Patience is a virtue because it makes us better people. The definition of the word is to tolerate delay. This implies self control and forebearance as opposed to wanting what we want when we want it.
I love fast. I like the feeling of being somewhat overwhelmed, learning a lot on the fly, making quick decisions, doing minimal postmortems. I was like this as a child, and six startup years cemented it. Fast makes me happy and light.
Trying to get pregnant has been the antithesis of fast. It has required patience and much planning. We spend so many years trying to not get pregnant. In fact, our physical life cycle is not longer aligned with our societal life cycle. Teenagers can get pregnant so easily and don't want to. 30- and 40-somethings ready to have children have a hard, sometimes very hard, time.

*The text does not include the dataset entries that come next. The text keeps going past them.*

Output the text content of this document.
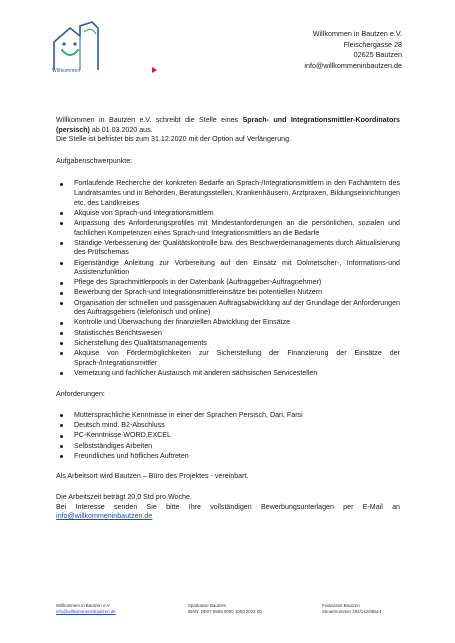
Willkommen
Willkommen in Bautzen e.V.
Fleischergasse 28
02625 Bautzen
info@willkommeninbautzen.de
Willkommen in Bautzen e.V. schreibt die Stelle eines Sprach- und Integrationsmittler-Koordinators (persisch) ab 01.03.2020 aus.
Die Stelle ist befristet bis zum 31.12.2020 mit der Option auf Verlängerung.
Aufgabenschwerpunkte:
Fortlaufende Recherche der konkreten Bedarfe an Sprach-/Integrationsmittlern in den Fachämtern des Landratsamtes und in Behörden, Beratungsstellen, Krankenhäusern, Arztpraxen, Bildungseinrichtungen etc. des Landkreises
Akquise von Sprach-und Integrationsmittlern
Anpassung des Anforderungsprofiles mit Mindestanforderungen an die persönlichen, sozialen und fachlichen Kompetenzen eines Sprach-und Integrationsmittlers an die Bedarfe
Ständige Verbesserung der Qualitätskontrolle bzw. des Beschwerdemanagements durch Aktualisierung des Prüfschemas
Eigenständige Anleitung zur Vorbereitung auf den Einsatz mit Dolmetscher-, Informations-und Assistenzfunktion
Pflege des Sprachmittlerpools in der Datenbank (Auftraggeber-Auftragnehmer)
Bewerbung der Sprach-und Integrationsmittlereinsätze bei potentiellen Nutzern
Organisation der schnellen und passgenauen Auftragsabwicklung auf der Grundlage der Anforderungen des Auftragsgebers (telefonisch und online)
Kontrolle und Überwachung der finanziellen Abwicklung der Einsätze
Statistisches Berichtswesen
Sicherstellung des Qualitätsmanagements
Akquise von Fördermöglichkeiten zur Sicherstellung der Finanzierung der Einsätze der Sprach-/Integrationsmittler
Vernetzung und fachlicher Austausch mit anderen sächsischen Servicestellen
Anforderungen:
Muttersprachliche Kenntnisse in einer der Sprachen Persisch, Dari, Farsi
Deutsch mind. B2-Abschluss
PC-Kenntnisse WORD,EXCEL
Selbstständiges Arbeiten
Freundliches und höfliches Auftreten
Als Arbeitsort wird Bautzen – Büro des Projektes - vereinbart.
Die Arbeitszeit beträgt 20,0 Std pro Woche.
Bei Interesse senden Sie bitte Ihre vollständigen Bewerbungsunterlagen per E-Mail an info@willkommeninbautzen.de
Willkommen in Bautzen e.V.
info@willkommeninbautzen.de
Sparkasse Bautzen
IBAN: DE07 8555 0000 1000 2022 00
Finanzamt Bautzen
Steuernummer 204/142/08514
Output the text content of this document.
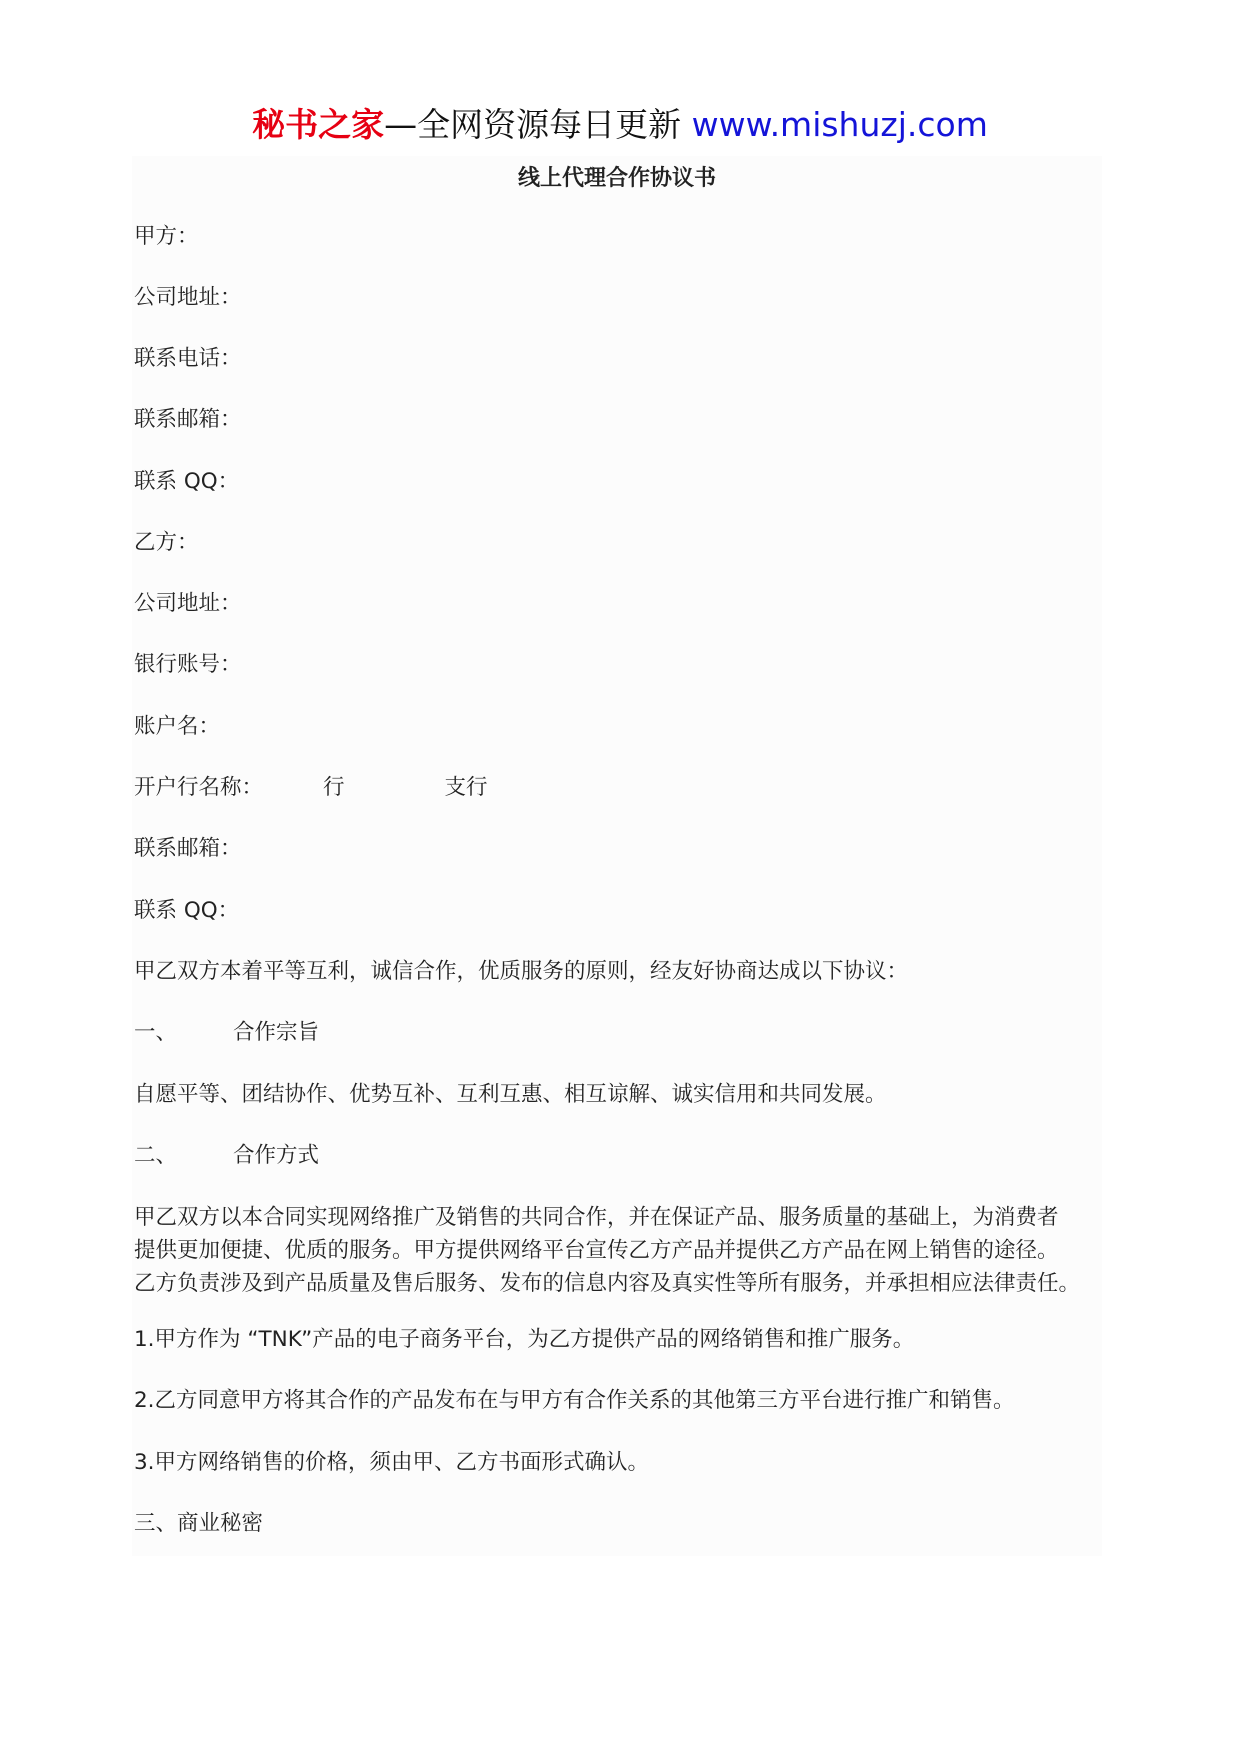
秘书之家—全网资源每日更新 www.mishuzj.com
线上代理合作协议书
甲方：
公司地址：
联系电话：
联系邮箱：
联系 QQ：
乙方：
公司地址：
银行账号：
账户名：
开户行名称：	行	支行
联系邮箱：
联系 QQ：
甲乙双方本着平等互利，诚信合作，优质服务的原则，经友好协商达成以下协议：
一、	合作宗旨
自愿平等、团结协作、优势互补、互利互惠、相互谅解、诚实信用和共同发展。
二、	合作方式
甲乙双方以本合同实现网络推广及销售的共同合作，并在保证产品、服务质量的基础上，为消费者
提供更加便捷、优质的服务。甲方提供网络平台宣传乙方产品并提供乙方产品在网上销售的途径。
乙方负责涉及到产品质量及售后服务、发布的信息内容及真实性等所有服务，并承担相应法律责任。
1.甲方作为 “TNK”产品的电子商务平台，为乙方提供产品的网络销售和推广服务。
2.乙方同意甲方将其合作的产品发布在与甲方有合作关系的其他第三方平台进行推广和销售。
3.甲方网络销售的价格，须由甲、乙方书面形式确认。
三、商业秘密
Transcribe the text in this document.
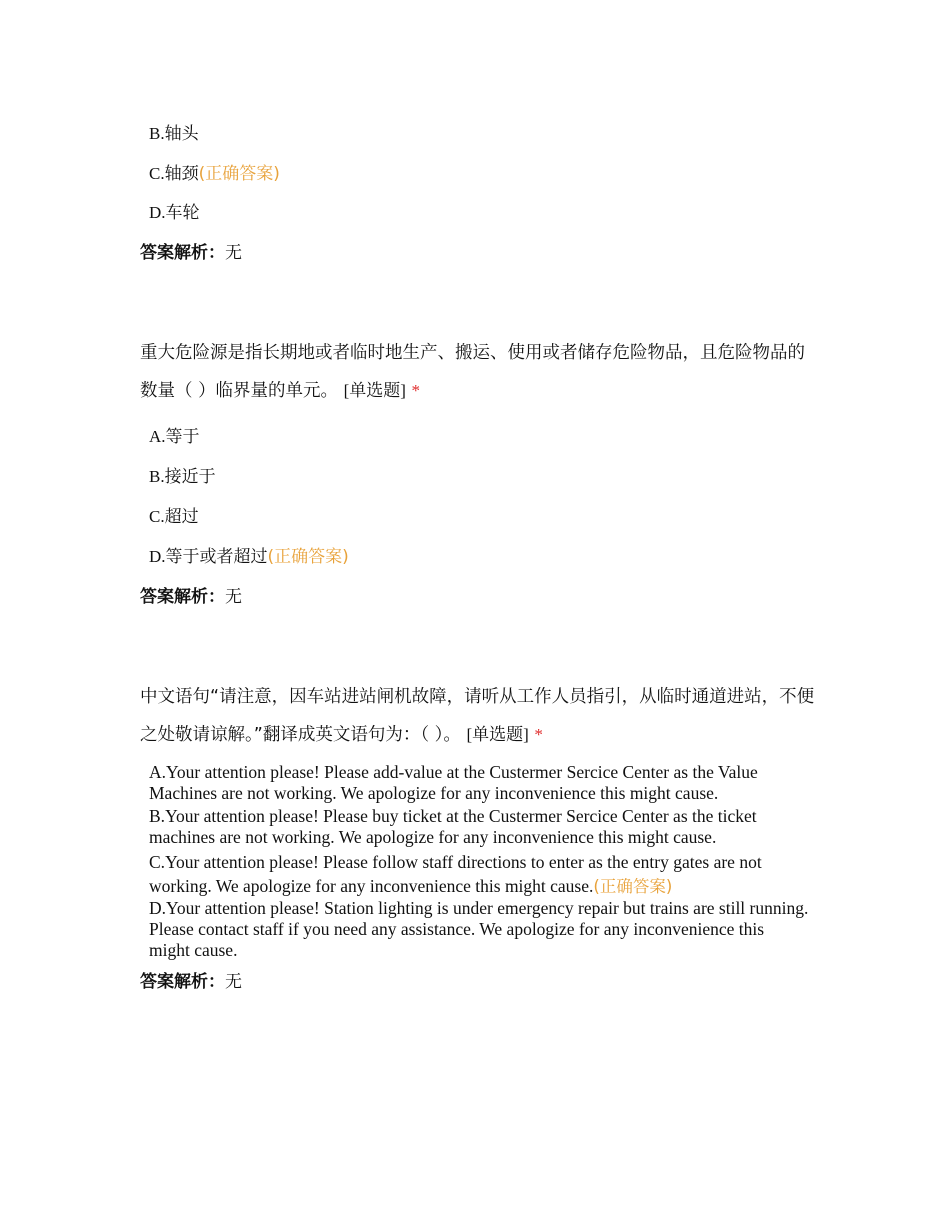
B.轴头
C.轴颈(正确答案)
D.车轮
答案解析：无
重大危险源是指长期地或者临时地生产、搬运、使用或者储存危险物品，且危险物品的数量（ ）临界量的单元。 [单选题] *
A.等于
B.接近于
C.超过
D.等于或者超过(正确答案)
答案解析：无
中文语句“请注意，因车站进站闸机故障，请听从工作人员指引，从临时通道进站，不便之处敬请谅解。”翻译成英文语句为：（ ）。 [单选题] *
A.Your attention please! Please add-value at the Custermer Sercice Center as the Value Machines are not working. We apologize for any inconvenience this might cause.
B.Your attention please! Please buy ticket at the Custermer Sercice Center as the ticket machines are not working. We apologize for any inconvenience this might cause.
C.Your attention please! Please follow staff directions to enter as the entry gates are not working. We apologize for any inconvenience this might cause.(正确答案)
D.Your attention please! Station lighting is under emergency repair but trains are still running. Please contact staff if you need any assistance. We apologize for any inconvenience this might cause.
答案解析：无
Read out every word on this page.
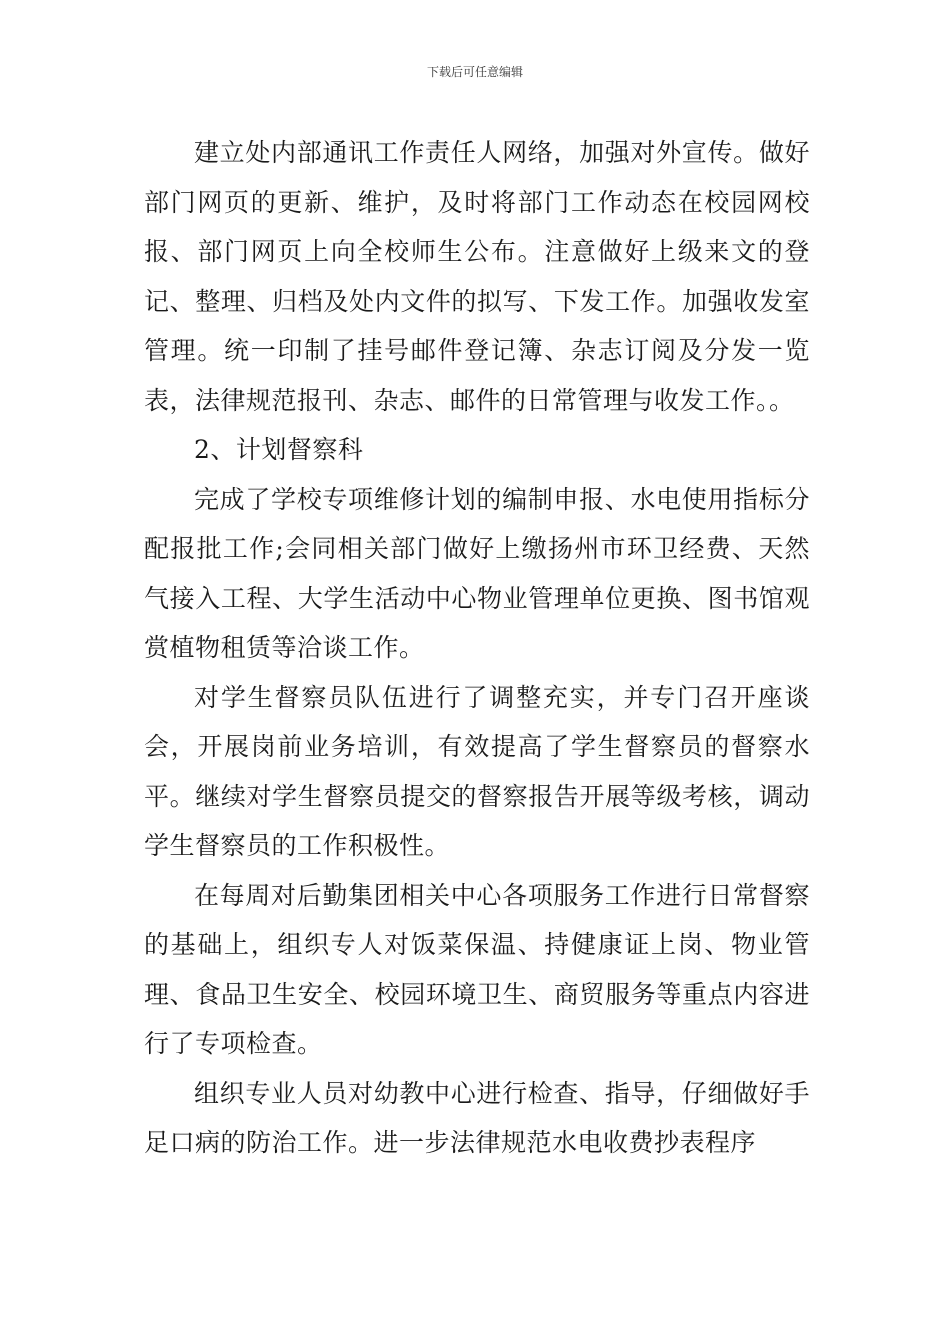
下载后可任意编辑

建立处内部通讯工作责任人网络，加强对外宣传。做好部门网页的更新、维护，及时将部门工作动态在校园网校报、部门网页上向全校师生公布。注意做好上级来文的登记、整理、归档及处内文件的拟写、下发工作。加强收发室管理。统一印制了挂号邮件登记簿、杂志订阅及分发一览表，法律规范报刊、杂志、邮件的日常管理与收发工作。。

2、计划督察科

完成了学校专项维修计划的编制申报、水电使用指标分配报批工作;会同相关部门做好上缴扬州市环卫经费、天然气接入工程、大学生活动中心物业管理单位更换、图书馆观赏植物租赁等洽谈工作。

对学生督察员队伍进行了调整充实，并专门召开座谈会，开展岗前业务培训，有效提高了学生督察员的督察水平。继续对学生督察员提交的督察报告开展等级考核，调动学生督察员的工作积极性。

在每周对后勤集团相关中心各项服务工作进行日常督察的基础上，组织专人对饭菜保温、持健康证上岗、物业管理、食品卫生安全、校园环境卫生、商贸服务等重点内容进行了专项检查。

组织专业人员对幼教中心进行检查、指导，仔细做好手足口病的防治工作。进一步法律规范水电收费抄表程序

Who knew that it's really only 1 or 2 days that you can get pregnant in a month? Yes, there are the stories of people who conceived a week after having sex, but those definitely seem to be the outliers at my age. And, who knew that modest business travel would get in the way of getting pregnant? There were three months last year where Ben had to go to conferences, and we missed my peak time each month. Those were the only times he had to travel those months. I'm not lucky, but what are the odds?
Starting to try a second time feels even slower. Right now, I'm just waiting, not even out of the gate. Waiting until my uterus has recovered. Being a type A, I can't help but compare where I am now to where I would have been. T-1 or 2 months before trying again, versus 4 months along. I'm competing with myself (or my alternate reality self?). Lovely.
Clearly I need to work on my attitude... Patience, please. I'll have a double. Straight up with a twist of optimism.